Ses doigts ouvrirent d’abord le message plié en deux. Un bruissement de magie se fit entendre puis la voix de sa mère s’écoula. Elias ouvrit en grand toutes ses oreilles pour saisir le message, il ne pourrait pas le réécouter.

—Si la situation sur Nelor venait à se dégrader et que nous ne soyons toujours pas rentrés, retrouvons-nous au port de Z. Nous y prendrons un navire pour aller sur Swirith. Au pire des cas, nous irons à l’ouest. N’oublie pas de manger.

Elle n’avait pas signé, c’était inutile. C’était comme si elle s’était trouvé là pour lui délivrer ses instructions. Ses inquiétudes étaient ridicules. Il ne se passait rien sur Nelor. Rien à part ces quelques trous apparut à l’extrémité est. Le gouvernement réussirait bien à les reboucher et ce serait réglé.

Elias mangea sa part mécaniquement. Il abandonna l’assiette dans la vasque, se disant qu’il pourrait bien la laver demain. Ce n’était pas comme si ses occupations personnelles allaient lui prendre tout son temps… Le temps défilait à une allure si lente, tellement lente. Il n’aspirait qu’à ce que la nuit se couche pour aller dormir. Au moins, il ne pensait pas quand il dormait.

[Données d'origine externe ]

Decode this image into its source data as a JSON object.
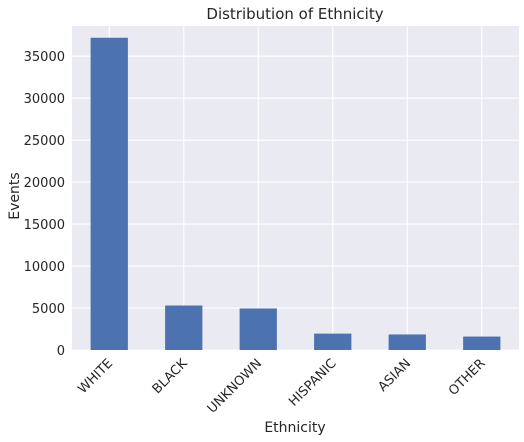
{
  "chart_data": {
    "type": "bar",
    "title": "Distribution of Ethnicity",
    "xlabel": "Ethnicity",
    "ylabel": "Events",
    "categories": [
      "WHITE",
      "BLACK",
      "UNKNOWN",
      "HISPANIC",
      "ASIAN",
      "OTHER"
    ],
    "values": [
      37200,
      5300,
      4950,
      1950,
      1850,
      1600
    ],
    "ylim": [
      0,
      38600
    ],
    "yticks": [
      0,
      5000,
      10000,
      15000,
      20000,
      25000,
      30000,
      35000
    ],
    "grid": true,
    "legend": "none",
    "colors": {
      "bar": "#4c72b0",
      "plot_background": "#eaeaf2",
      "grid": "#ffffff",
      "text": "#262626"
    }
  }
}
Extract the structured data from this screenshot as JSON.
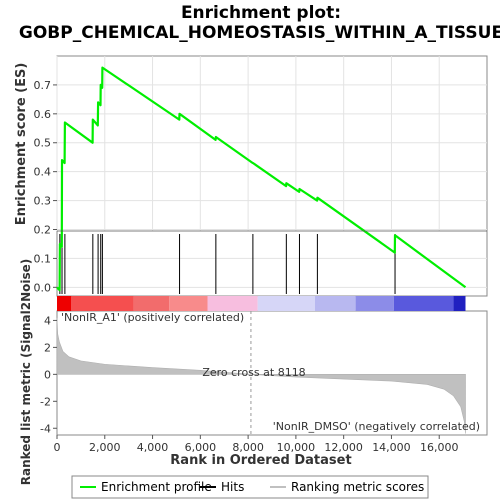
{
  "chart_data": {
    "type": "line",
    "title_line1": "Enrichment plot:",
    "title_line2": "GOBP_CHEMICAL_HOMEOSTASIS_WITHIN_A_TISSUE",
    "es_ylabel": "Enrichment score (ES)",
    "metric_ylabel": "Ranked list metric (Signal2Noise)",
    "xlabel": "Rank in Ordered Dataset",
    "xlim": [
      0,
      18000
    ],
    "es_ylim": [
      -0.03,
      0.8
    ],
    "metric_ylim": [
      -4.5,
      4.7
    ],
    "x_ticks": [
      "0",
      "2,000",
      "4,000",
      "6,000",
      "8,000",
      "10,000",
      "12,000",
      "14,000",
      "16,000"
    ],
    "es_ticks": [
      "0.0",
      "0.1",
      "0.2",
      "0.3",
      "0.4",
      "0.5",
      "0.6",
      "0.7"
    ],
    "metric_ticks": [
      "-4",
      "-2",
      "0",
      "2",
      "4"
    ],
    "n_ranked": 17100,
    "zero_cross": 8118,
    "zero_cross_label": "Zero cross at 8118",
    "positive_label": "'NonIR_A1' (positively correlated)",
    "negative_label": "'NonIR_DMSO' (negatively correlated)",
    "profile_color": "#00ee00",
    "positive_label_color": "#cc0000",
    "negative_label_color": "#2222cc",
    "hits": [
      120,
      210,
      330,
      1500,
      1720,
      1830,
      1900,
      5130,
      6650,
      8200,
      9600,
      10150,
      10900,
      14150
    ],
    "enrichment_profile": [
      [
        0,
        0.0
      ],
      [
        110,
        -0.01
      ],
      [
        120,
        0.15
      ],
      [
        200,
        0.14
      ],
      [
        210,
        0.44
      ],
      [
        320,
        0.43
      ],
      [
        330,
        0.57
      ],
      [
        1490,
        0.5
      ],
      [
        1500,
        0.58
      ],
      [
        1710,
        0.56
      ],
      [
        1720,
        0.64
      ],
      [
        1820,
        0.63
      ],
      [
        1830,
        0.7
      ],
      [
        1890,
        0.69
      ],
      [
        1900,
        0.76
      ],
      [
        5120,
        0.58
      ],
      [
        5130,
        0.6
      ],
      [
        6640,
        0.51
      ],
      [
        6650,
        0.52
      ],
      [
        8190,
        0.43
      ],
      [
        8200,
        0.43
      ],
      [
        9590,
        0.35
      ],
      [
        9600,
        0.36
      ],
      [
        10140,
        0.33
      ],
      [
        10150,
        0.34
      ],
      [
        10890,
        0.3
      ],
      [
        10900,
        0.31
      ],
      [
        14140,
        0.12
      ],
      [
        14150,
        0.18
      ],
      [
        17100,
        0.0
      ]
    ],
    "metric_curve": [
      [
        0,
        4.2
      ],
      [
        30,
        3.0
      ],
      [
        100,
        2.4
      ],
      [
        250,
        1.7
      ],
      [
        500,
        1.3
      ],
      [
        1000,
        1.0
      ],
      [
        2000,
        0.75
      ],
      [
        4000,
        0.5
      ],
      [
        6000,
        0.3
      ],
      [
        8118,
        0.0
      ],
      [
        10000,
        -0.2
      ],
      [
        12000,
        -0.35
      ],
      [
        14000,
        -0.5
      ],
      [
        15500,
        -0.75
      ],
      [
        16200,
        -1.1
      ],
      [
        16600,
        -1.6
      ],
      [
        16900,
        -2.4
      ],
      [
        17050,
        -3.5
      ],
      [
        17100,
        -4.4
      ]
    ],
    "heat_segments": [
      {
        "from": 0,
        "to": 600,
        "color": "#ee0000"
      },
      {
        "from": 600,
        "to": 3200,
        "color": "#f54f4f"
      },
      {
        "from": 3200,
        "to": 4700,
        "color": "#f26c6c"
      },
      {
        "from": 4700,
        "to": 6300,
        "color": "#f88b8b"
      },
      {
        "from": 6300,
        "to": 8400,
        "color": "#f7bedf"
      },
      {
        "from": 8400,
        "to": 10800,
        "color": "#d6d6f7"
      },
      {
        "from": 10800,
        "to": 12500,
        "color": "#b8b8f0"
      },
      {
        "from": 12500,
        "to": 14100,
        "color": "#8c8ce8"
      },
      {
        "from": 14100,
        "to": 16600,
        "color": "#5959dd"
      },
      {
        "from": 16600,
        "to": 17100,
        "color": "#2020c0"
      }
    ],
    "legend": [
      {
        "label": "Enrichment profile",
        "color": "#00ee00",
        "kind": "line"
      },
      {
        "label": "Hits",
        "color": "#000000",
        "kind": "line"
      },
      {
        "label": "Ranking metric scores",
        "color": "#c0c0c0",
        "kind": "line"
      }
    ]
  }
}
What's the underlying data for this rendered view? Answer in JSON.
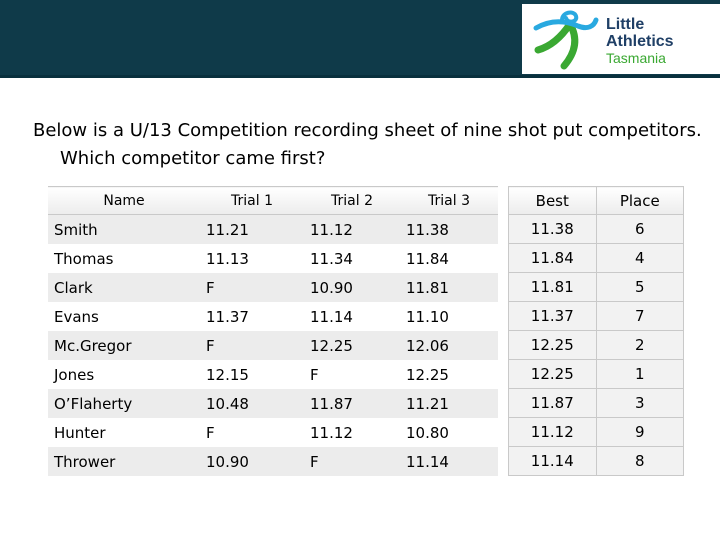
{
  "logo": {
    "line1": "Little",
    "line2": "Athletics",
    "line3": "Tasmania",
    "colors": {
      "navy": "#1f3f66",
      "green": "#3aa832",
      "cyan": "#29a9e0"
    }
  },
  "header": {
    "bar_color": "#0f3a49"
  },
  "question": "Below is a U/13 Competition recording sheet of nine shot put competitors. Which competitor came first?",
  "table": {
    "headers": {
      "name": "Name",
      "trial1": "Trial 1",
      "trial2": "Trial 2",
      "trial3": "Trial 3",
      "best": "Best",
      "place": "Place"
    },
    "rows": [
      {
        "name": "Smith",
        "trial1": "11.21",
        "trial2": "11.12",
        "trial3": "11.38",
        "best": "11.38",
        "place": "6"
      },
      {
        "name": "Thomas",
        "trial1": "11.13",
        "trial2": "11.34",
        "trial3": "11.84",
        "best": "11.84",
        "place": "4"
      },
      {
        "name": "Clark",
        "trial1": "F",
        "trial2": "10.90",
        "trial3": "11.81",
        "best": "11.81",
        "place": "5"
      },
      {
        "name": "Evans",
        "trial1": "11.37",
        "trial2": "11.14",
        "trial3": "11.10",
        "best": "11.37",
        "place": "7"
      },
      {
        "name": "Mc.Gregor",
        "trial1": "F",
        "trial2": "12.25",
        "trial3": "12.06",
        "best": "12.25",
        "place": "2"
      },
      {
        "name": "Jones",
        "trial1": "12.15",
        "trial2": "F",
        "trial3": "12.25",
        "best": "12.25",
        "place": "1"
      },
      {
        "name": "O’Flaherty",
        "trial1": "10.48",
        "trial2": "11.87",
        "trial3": "11.21",
        "best": "11.87",
        "place": "3"
      },
      {
        "name": "Hunter",
        "trial1": "F",
        "trial2": "11.12",
        "trial3": "10.80",
        "best": "11.12",
        "place": "9"
      },
      {
        "name": "Thrower",
        "trial1": "10.90",
        "trial2": "F",
        "trial3": "11.14",
        "best": "11.14",
        "place": "8"
      }
    ]
  }
}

Il grimpa les marches jusqu’au dernier étage : l’atelier de son père. Elias ouvrit la porte avec précaution et s’y aventura pas à pas, pour ne pas risquer de faire chuter un objet ou pire de marcher sur quelque chose de fragile. Plus jeune, il adorait se percher là des heures entières, le nez rivé dans le télescope qui permettait de voir à des lieues à l’aronde. Cette passion lui avait été ôté en même temps que la vue. Ne lui restait que l’observatoire. Il tira un tabouret à lui, au centre de la pièce et y grimpa. Trop court. Il redescendit pour le replacer au bon endroit et sa tête passa pile dans l’observatoire de verre. Ses mains débloquèrent la paroi qui coulissa pour laisser entre l’air. Pas de vision du crépuscule. Pas de belle vue sur la ville et ses rues sineuses. Non, rien que le souffle du vent frais frappant ses joues. Les cris des oiseaux et des volatyls dans le ciel. Le craquement des demeures alentour qui oscillaient doucement.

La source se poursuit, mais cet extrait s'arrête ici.